[SOLVED] a function to check logins! doesn't return false!

[samoi]

Hello guys

 

I have this function

function phonebook($u, $p)
{
    $query = "SELECT * FROM eid WHERE phone = '" . $p . "' OR user = '" .
        $u . "'";
$result = mysql_query($query) or die(mysql_error("Error result"));
    $row = mysql_fetch_row($result) or die(mysql_error("Error row"));
    return $row;
}

 

and this if statement

 

if (isset($_POST['book'])) {

    $user = $_POST['user'];
    $phone = $_POST['phone'];
phonebook($user, $phone);
    if (phonebook($user, $phone)) {
        $_SESSION["user"] = phonebook($user, $phone);

        echo "The contact id is " . $_SESSION["record"][0] . " And the number is " . $_SESSION["record"][1];
    } else {
        echo 'No record'; // To tell the user there was no record
    }


}
else {
// Get the user out to search.php page again
}

 

Please help me with debug the problem!

 

Thank you all!

 

 

 

Please note, I am doing this to learn only! no purpose behind all of this! I wanted to do some functions and learn with it.

[Garethp]

You don't use die("Error") to return 1; (I'm pretty sure, but it might be return 0;)

[samoi]

You don't use die("Error") to return 1; (I'm pretty sure, but it might be return 0;)

 

wow !

 

thank you for the speed reply!

But as I stated above, that I want to learn doing the functions!

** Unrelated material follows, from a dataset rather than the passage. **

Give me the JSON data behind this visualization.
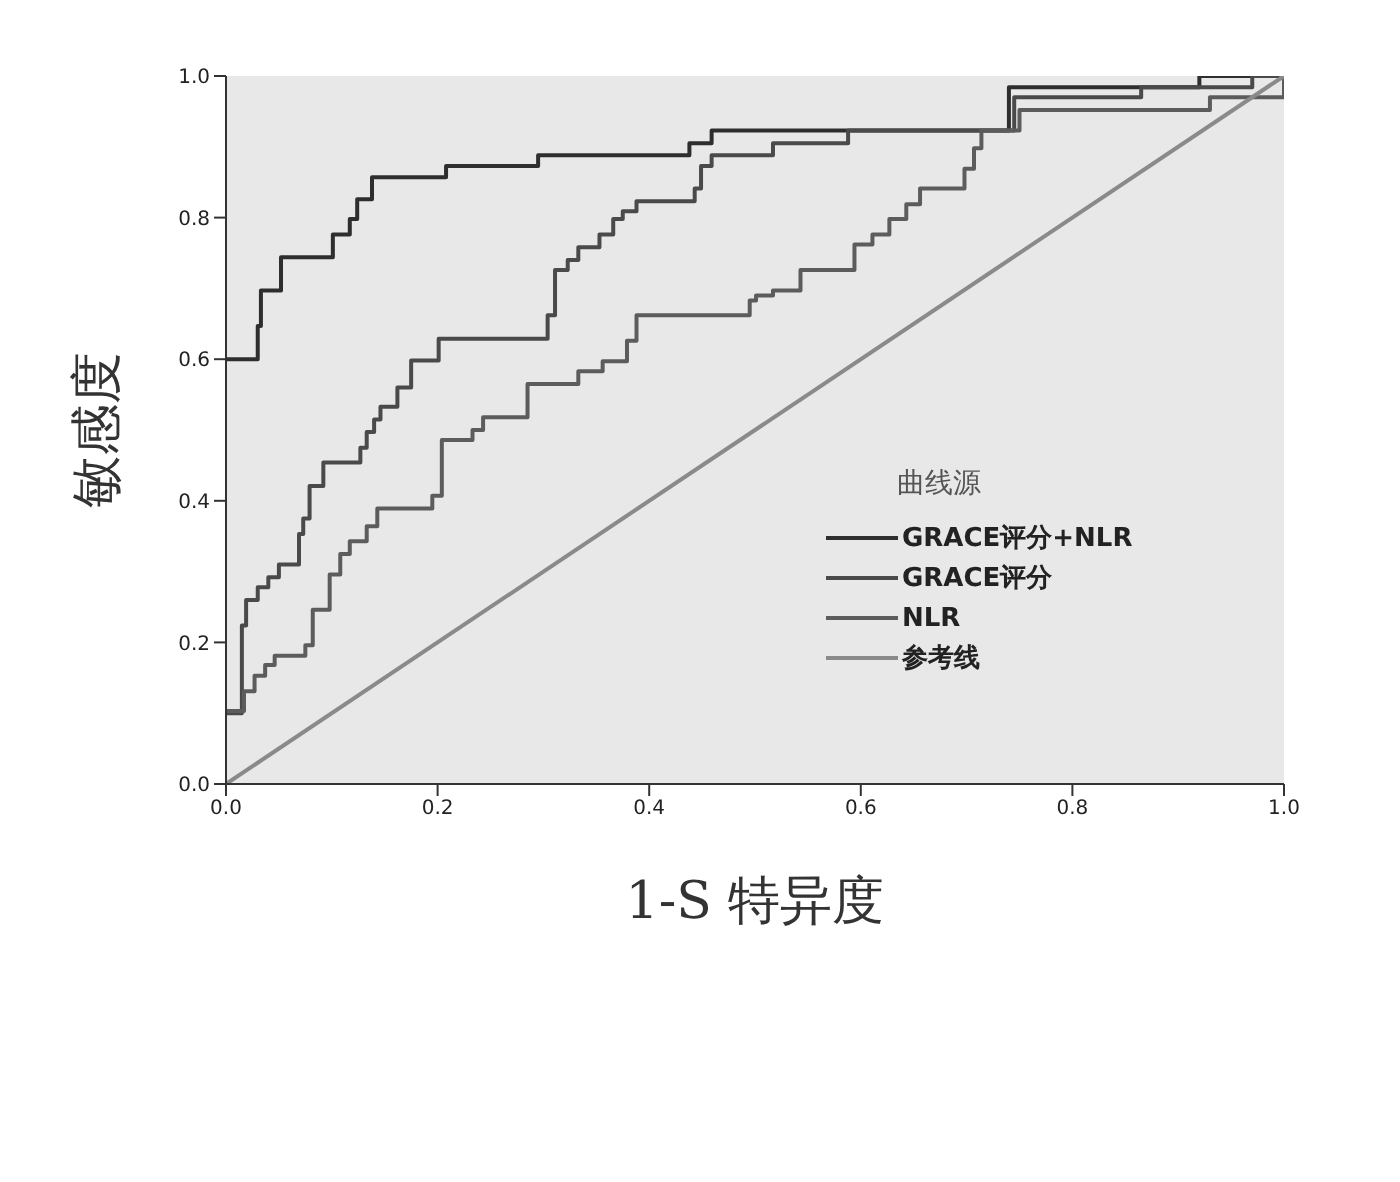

I did not understand what you meant!

also I noticed return with 1 and 0 values in many scripts! what does that mean?

 

Thank you and sorry for being asking too much!

[Garethp]

Ok, return will stop the function as soon as it's executed, and whatever is in the return (like, return $var or return "This") gets passed outside. I'll show you an example

 

function Test()
{
$Var = "Hello World";
return $Var;
}

echo Test();

 

That would echo "Hello World" Or you could do this

 

function Test()
{
return "Hello World";
}

$Var = Test();
echo $Var;

 

That would also echo Hello World.

 

Now, if you were to use return 1, that wouldn't return a string, but you could use an if function. I'll show you

 

function Test()
{
$Var = "On";
if($Var == "On")
	{
	return 1;
	}
else
	{
	return 0;
	}
}

if(Test())
{
echo "Function is Working";
}
else
{
echo "Error";
}

 

Try it, it should work. 1 is for success, 0 is for error